Escondido, CA–One thing that unites America is land: Americans strongly support saving the wild lands they love.
Since 1991, The Escondido Creek Conservancy has been doing just that in North San Diego County. The Conservancy announced it has achieved national recognition for its work – joining a network of over 450 accredited land trusts across the nation that have demonstrated their commitment to professional excellence and to maintaining the public’s trust.
“We are a stronger organization for having gone through the rigorous accreditation program. Our strength means special places–such as the LeoMar, Keithley, and Sardina preserves–will be protected forever, making the region an even greater place for us and our children,” said Conservancy Director of Finance and Operations Rita Petrekova, who led the multi-year accreditation effort.
The Escondido Creek Conservancy provided extensive documentation and was subject to a comprehensive independent third-party evaluation prior to achieving this distinction. The Land Trust Accreditation Commission awarded accreditation, signifying its confidence that the Conservancy’s lands will be protected forever. Around the Nation, non-profit accredited land trusts steward almost 20 million acres of land–the size of Denali, Yellowstone, Grand Canyon, Glacier, Everglades, and Yosemite National Parks combined.
“Accreditation demonstrates the Conservancy’s commitment and ability to provide permanent land conservation through ethical business practices, good corporate governance, and top-notch long-term stewardship,” said Leonard Wittwer, Conservancy co-founder and current board president.

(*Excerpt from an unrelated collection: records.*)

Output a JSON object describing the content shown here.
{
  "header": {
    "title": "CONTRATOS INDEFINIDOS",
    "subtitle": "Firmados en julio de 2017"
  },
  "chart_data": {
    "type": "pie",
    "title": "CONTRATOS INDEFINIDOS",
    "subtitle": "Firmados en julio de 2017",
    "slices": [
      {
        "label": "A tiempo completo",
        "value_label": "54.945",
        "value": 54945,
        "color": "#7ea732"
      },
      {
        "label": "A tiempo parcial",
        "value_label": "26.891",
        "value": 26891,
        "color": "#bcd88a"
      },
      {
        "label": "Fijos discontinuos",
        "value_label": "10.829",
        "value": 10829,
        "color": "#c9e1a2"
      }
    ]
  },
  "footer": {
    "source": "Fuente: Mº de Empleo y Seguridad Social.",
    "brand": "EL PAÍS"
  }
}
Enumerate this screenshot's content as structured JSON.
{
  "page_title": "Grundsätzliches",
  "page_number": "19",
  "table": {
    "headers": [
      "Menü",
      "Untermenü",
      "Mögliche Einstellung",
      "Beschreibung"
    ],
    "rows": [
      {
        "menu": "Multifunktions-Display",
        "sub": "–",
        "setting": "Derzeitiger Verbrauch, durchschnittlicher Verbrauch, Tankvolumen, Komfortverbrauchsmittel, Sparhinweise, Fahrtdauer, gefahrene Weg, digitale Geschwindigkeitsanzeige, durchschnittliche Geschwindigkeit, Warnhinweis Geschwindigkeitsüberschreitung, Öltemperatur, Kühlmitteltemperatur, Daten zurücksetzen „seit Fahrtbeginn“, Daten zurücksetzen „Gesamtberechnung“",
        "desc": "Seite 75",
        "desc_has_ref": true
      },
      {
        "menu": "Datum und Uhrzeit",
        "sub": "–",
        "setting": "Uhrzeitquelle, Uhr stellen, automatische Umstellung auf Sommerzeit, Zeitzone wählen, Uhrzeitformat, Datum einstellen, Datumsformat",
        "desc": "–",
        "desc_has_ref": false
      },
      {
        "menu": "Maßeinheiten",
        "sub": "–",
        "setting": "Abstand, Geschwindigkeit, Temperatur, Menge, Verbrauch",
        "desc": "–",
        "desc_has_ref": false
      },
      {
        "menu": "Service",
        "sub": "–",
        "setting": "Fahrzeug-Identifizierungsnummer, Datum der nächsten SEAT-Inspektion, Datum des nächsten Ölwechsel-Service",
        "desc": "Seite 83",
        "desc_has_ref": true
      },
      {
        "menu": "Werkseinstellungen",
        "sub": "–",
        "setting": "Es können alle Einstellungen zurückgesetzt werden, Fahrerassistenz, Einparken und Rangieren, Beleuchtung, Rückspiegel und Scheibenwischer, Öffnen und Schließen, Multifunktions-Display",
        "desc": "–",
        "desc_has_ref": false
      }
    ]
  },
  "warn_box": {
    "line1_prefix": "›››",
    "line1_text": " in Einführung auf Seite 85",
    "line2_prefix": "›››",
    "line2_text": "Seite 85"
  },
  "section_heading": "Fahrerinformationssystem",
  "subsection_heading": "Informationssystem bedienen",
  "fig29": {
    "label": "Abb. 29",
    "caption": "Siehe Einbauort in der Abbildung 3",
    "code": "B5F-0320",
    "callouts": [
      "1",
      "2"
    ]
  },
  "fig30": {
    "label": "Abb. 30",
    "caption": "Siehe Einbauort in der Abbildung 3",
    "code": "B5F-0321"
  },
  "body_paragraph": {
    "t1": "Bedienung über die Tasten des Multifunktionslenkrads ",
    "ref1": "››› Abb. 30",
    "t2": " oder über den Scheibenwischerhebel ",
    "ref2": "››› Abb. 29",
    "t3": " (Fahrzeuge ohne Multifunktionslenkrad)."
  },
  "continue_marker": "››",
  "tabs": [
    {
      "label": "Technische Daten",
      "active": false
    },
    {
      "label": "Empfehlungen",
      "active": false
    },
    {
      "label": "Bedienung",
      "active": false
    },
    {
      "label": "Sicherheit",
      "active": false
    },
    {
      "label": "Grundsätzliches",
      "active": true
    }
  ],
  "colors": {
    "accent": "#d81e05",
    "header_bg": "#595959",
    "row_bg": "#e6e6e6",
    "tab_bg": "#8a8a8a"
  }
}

“It is exciting to recognize The Escondido Creek Conservancy with this national mark of distinction,” said Melissa Kalvestrand, executive director of the Commission. “Donors and partners can trust the more than 450 accredited land trusts across the country are united behind strong standards and have demonstrated sound finances, ethical conduct, responsible governance, and lasting stewardship.”
The Escondido Creek Conservancy is one of 1,363 land trusts across the United States according to the Land Trust Alliance’s most recent National Land Trust Census.
Over the past three decades, the conservancy has helped protect over 7,000 acres of wildlife habitat and currently manages 3,000 acres of wildlands in North San Diego County. They also annually implement outdoor educational programs for 5,000 and more students and provide compatible outdoor recreation to children and adults, including all third graders in the Escondido Union School District. They strongly believe the benefits of outdoor education are numerous and exposing young people to nature enriches their lives and helps them understand why it is so important to protect wild spaces.
Recent Conservancy conservation efforts include the Missing Lynx campaign–a continuation of the organization’s successful 2015-2019 Save 1000 Acres campaign. In 2021, as part of the Missing Lynx effort, the Conservancy created a new preserve in Olivenhain called LeoMar. The recent purchase of 104 acres of land adjacent to the Gaty reservoir is serving as a centerpiece of the new LeoMar Preserve.
The conservancy is also promoting the park to create new park space for Escondido residents and improve water quality in the creek and ocean. They also believe the public should have access to nature close to where they live, which is one of the reasons why it is advocating for creek restoration in Escondido.
The Land Trust Accreditation Commission promotes public trust and ensures permanence in the conservation of open lands by recognizing organizations that meet rigorous quality standards and strive for continuous improvement. The commission, established in 2006 as an independent program of the Land Trust Alliance, is governed by a volunteer board of diverse land conservation and nonprofit management experts.